The modern trade agreement appears in many different forms and are registered in many different ways. Were we to look we would find Norway has hundreds of agreements independent of Efta. These would be MOU's and MRAs bilateral cooperation agreements on aid - which are actually very much a product of trade facilitation. Moreover, there are now global frameworks whereby simply ratifying a global convention and conforming unilaterally means that you can trade without a hard coded agreement with another state.
The fact is, bilateral deals are yesterdays news. Even TTIP is a dinosaur. Partial scope agreements and multilateral agreements make the leaps and bounds in trade. In this everything is centred around the trade facilitation agenda where foreign aid is key to stimulating services exports. The entire discipline of trade has changed and because the UK has been out of it so long - and the EU so fatally wedded to protectionism by way of extending market access on licence, there just isn't an up to date conversation on trade.

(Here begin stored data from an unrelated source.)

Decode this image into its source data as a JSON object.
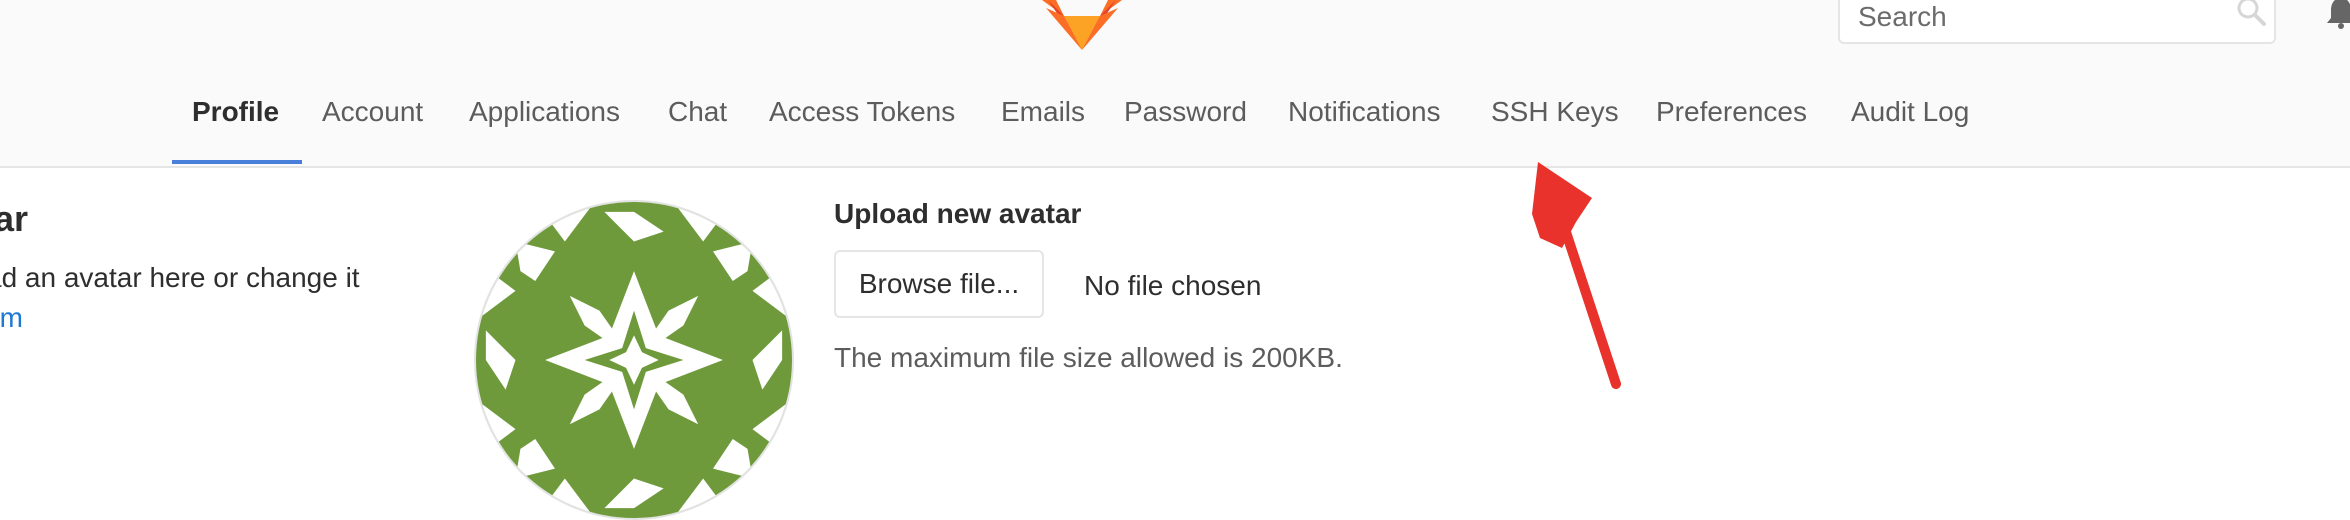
{
  "header": {
    "search": {
      "placeholder": "Search",
      "value": ""
    },
    "logo_icon": "gitlab-tanuki-logo",
    "notification_icon": "bell-icon"
  },
  "nav": {
    "tabs": [
      {
        "label": "Profile",
        "active": true
      },
      {
        "label": "Account"
      },
      {
        "label": "Applications"
      },
      {
        "label": "Chat"
      },
      {
        "label": "Access Tokens"
      },
      {
        "label": "Emails"
      },
      {
        "label": "Password"
      },
      {
        "label": "Notifications"
      },
      {
        "label": "SSH Keys"
      },
      {
        "label": "Preferences"
      },
      {
        "label": "Audit Log"
      }
    ],
    "active_color": "#4a7fd9"
  },
  "avatar_section": {
    "title": "atar",
    "description": "ad an avatar here or change it",
    "link": "om"
  },
  "upload": {
    "title": "Upload new avatar",
    "browse_label": "Browse file...",
    "file_status": "No file chosen",
    "hint": "The maximum file size allowed is 200KB."
  },
  "colors": {
    "avatar_green": "#6f9a3c",
    "annotation_arrow": "#e8322b",
    "link": "#1f78d1"
  }
}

My own view is that the EU has been barking up the wrong tree all these years. The USA is a tough nut to crack and even installing TTIP by stealth will take many years and we may find it an asymmetrical relationship. In all these years the EU could have modernised and sought to be more of a global player on multilateral forums. Instead it extends bilateral deals to make a series of concentric circles with the EU as the controller in the middle.
Now that we are leaving the EU we can play a wholly new game with an unprecedented degree of agility. In that we need to be looking the world over for trade facilitation opportunities and not worry too much about bilateral deals. Rather than seeking those kinds of relationships we should be looking at mechanisms to exploit that can drag both the EU and the USA out of the dark ages.